Contrary to what some supporters of this decision may think, a lot of people are upset with this decision not because they wanted to attend, but rather that this decision is fundamentally racist (and unjustifiably so), bad for race relations and, most of all, bad for the African authors that we should be supporting.
It doesn’t take a genius to see that banning an entire race group from an event is racist. It takes a moron to think otherwise. I am all for freedom of association, however, and support private ventures hosting as racist events as they’d like.
But this wasn’t just a purely private affair.
The event was sponsored by both the arts and culture department as well as the City of Joburg. That meant that public money, much of which is provided by white taxpayers, was used to fund an overtly racist event. This is unacceptable in a country which claims to want to fight racism.
It goes without saying that this racial policy only damages race relations and nation building. While race is an almost biologically-negligible factor, and it is only state policy that keeps it afloat, events like this choose to return us to Apartheid era racial classification. There is no difference between the racial classification that was the foundation of Apartheid and the racial classification that is used by the racists behind this event. The ideology of the festival is clear. They don’t care about eliminating racial boundaries. They care about trendy racial hatred.
Not so ironically, many reported that they felt that the event was still a place of whiteness.
And, of course, they would think that. Whiteness has come to refer to everything, but most pertinently to the feeling of unease that some people have and can’t explain.
But whiteness doesn’t exist. It is just a term given to complain about anything and everything. If the presence of literature and the literary process is something to criticise as whiteness, then one is confusing whiteness with civilisation and culture.
If you see whiteness everywhere, or anywhere, the problem isn’t with whiteness. The problem is with you, your hang ups and your insecurities.
Fortunately, even the typically radically social justice left-wing website The Daily Vox published a piece on why the racial discrimination was a bad thing:
“While it has become more popular in university circles, festivals, and organisations, excluding white people is a useless political move most of the time, as it mostly occurs as a form of self-aggrandising ‘fake wokeness’ with no desire to change society.”
Bad for Business
Even if you ignore the intellectually and morally bankrupt ideology behind the Abantu Book Festival’s decision, it is still counterproductive and ultimately bad for the people it is meant to support: black authors.

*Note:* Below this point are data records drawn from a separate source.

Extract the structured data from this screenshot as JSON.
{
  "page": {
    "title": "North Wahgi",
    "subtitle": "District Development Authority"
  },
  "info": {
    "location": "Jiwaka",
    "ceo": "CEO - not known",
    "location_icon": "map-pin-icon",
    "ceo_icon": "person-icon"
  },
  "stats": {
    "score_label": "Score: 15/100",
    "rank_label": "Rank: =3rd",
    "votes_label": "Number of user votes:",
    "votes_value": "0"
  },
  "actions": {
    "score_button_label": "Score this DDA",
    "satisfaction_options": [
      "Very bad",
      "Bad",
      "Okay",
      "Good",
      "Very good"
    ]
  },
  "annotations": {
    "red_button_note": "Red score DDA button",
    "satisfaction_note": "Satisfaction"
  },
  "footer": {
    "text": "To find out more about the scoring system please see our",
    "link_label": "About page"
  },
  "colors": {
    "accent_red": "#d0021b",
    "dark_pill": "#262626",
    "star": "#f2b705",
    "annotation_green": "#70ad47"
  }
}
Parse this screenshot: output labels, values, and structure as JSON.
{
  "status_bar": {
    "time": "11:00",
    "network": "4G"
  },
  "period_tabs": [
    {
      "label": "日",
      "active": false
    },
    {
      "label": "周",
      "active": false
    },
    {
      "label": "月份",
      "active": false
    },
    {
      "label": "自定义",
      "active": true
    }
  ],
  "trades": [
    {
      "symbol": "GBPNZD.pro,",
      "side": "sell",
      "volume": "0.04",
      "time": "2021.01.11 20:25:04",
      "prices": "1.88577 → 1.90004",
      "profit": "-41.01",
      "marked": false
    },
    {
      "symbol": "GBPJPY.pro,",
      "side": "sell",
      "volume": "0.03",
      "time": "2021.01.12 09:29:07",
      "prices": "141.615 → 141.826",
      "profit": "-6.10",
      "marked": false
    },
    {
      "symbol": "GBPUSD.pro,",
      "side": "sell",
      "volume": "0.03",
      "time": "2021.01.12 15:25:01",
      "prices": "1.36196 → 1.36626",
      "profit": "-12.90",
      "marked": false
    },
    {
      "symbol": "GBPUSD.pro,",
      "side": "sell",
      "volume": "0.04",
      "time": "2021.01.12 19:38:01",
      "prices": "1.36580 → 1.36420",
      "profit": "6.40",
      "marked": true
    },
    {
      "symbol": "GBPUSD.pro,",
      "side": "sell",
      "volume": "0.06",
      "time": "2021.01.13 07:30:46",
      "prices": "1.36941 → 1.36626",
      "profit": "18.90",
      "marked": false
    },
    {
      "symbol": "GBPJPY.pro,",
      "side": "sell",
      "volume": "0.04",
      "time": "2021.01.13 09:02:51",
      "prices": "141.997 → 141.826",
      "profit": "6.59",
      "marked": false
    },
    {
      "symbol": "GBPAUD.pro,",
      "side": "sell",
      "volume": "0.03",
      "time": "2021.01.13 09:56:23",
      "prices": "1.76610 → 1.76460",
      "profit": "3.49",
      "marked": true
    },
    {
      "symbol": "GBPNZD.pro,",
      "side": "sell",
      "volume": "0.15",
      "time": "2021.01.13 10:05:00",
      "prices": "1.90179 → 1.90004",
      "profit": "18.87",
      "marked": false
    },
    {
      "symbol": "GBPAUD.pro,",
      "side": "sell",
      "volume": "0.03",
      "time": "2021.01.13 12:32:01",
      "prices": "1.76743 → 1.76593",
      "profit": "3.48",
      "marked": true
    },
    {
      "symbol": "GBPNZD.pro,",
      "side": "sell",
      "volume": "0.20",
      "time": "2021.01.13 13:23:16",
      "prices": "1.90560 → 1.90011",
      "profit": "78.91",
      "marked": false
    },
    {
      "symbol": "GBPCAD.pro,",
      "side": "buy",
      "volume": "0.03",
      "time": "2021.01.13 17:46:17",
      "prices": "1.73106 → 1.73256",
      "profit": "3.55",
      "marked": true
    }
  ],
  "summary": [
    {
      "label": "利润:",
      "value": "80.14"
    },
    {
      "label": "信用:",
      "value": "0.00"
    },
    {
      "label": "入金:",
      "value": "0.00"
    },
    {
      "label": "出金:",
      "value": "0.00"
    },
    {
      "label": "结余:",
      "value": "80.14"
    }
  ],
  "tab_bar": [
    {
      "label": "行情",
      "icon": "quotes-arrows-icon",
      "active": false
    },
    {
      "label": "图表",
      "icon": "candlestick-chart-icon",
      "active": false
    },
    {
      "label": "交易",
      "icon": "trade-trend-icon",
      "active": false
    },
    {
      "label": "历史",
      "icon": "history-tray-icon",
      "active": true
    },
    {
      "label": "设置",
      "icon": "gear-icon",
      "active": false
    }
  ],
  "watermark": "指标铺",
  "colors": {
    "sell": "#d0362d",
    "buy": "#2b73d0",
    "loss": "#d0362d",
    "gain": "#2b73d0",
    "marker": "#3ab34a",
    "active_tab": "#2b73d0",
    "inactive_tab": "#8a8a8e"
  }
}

When you ban an entire demographic from coming to a book festival to buy books, then all you are doing is chasing away paying customers. That’s bad business. And even if the trendy lefties running the convention don’t care about business, they should care about black authors. And for any author to survive and keep writing, they need to make money.
Like it or not, white readers make up a huge portion of paying customers. All the banning of whites from the Abantu Book Festival accomplished was alienating white readers from black authors, and preventing black authors from gaining fans, readers and customers.
If you support banning whites from learning about black authors and buying their books, you don’t actually care about black authors. You only care about a morally and intellectually bankrupt ideology that gives you a nice and smug feeling when you air your racial hatred.
If the Abantu Book Festival truly cares about literature in Africa, they must apologise for their decision. Not to whites who may have wanted to attend, but to the authors who have lost out as a result of this petty virtue signalling.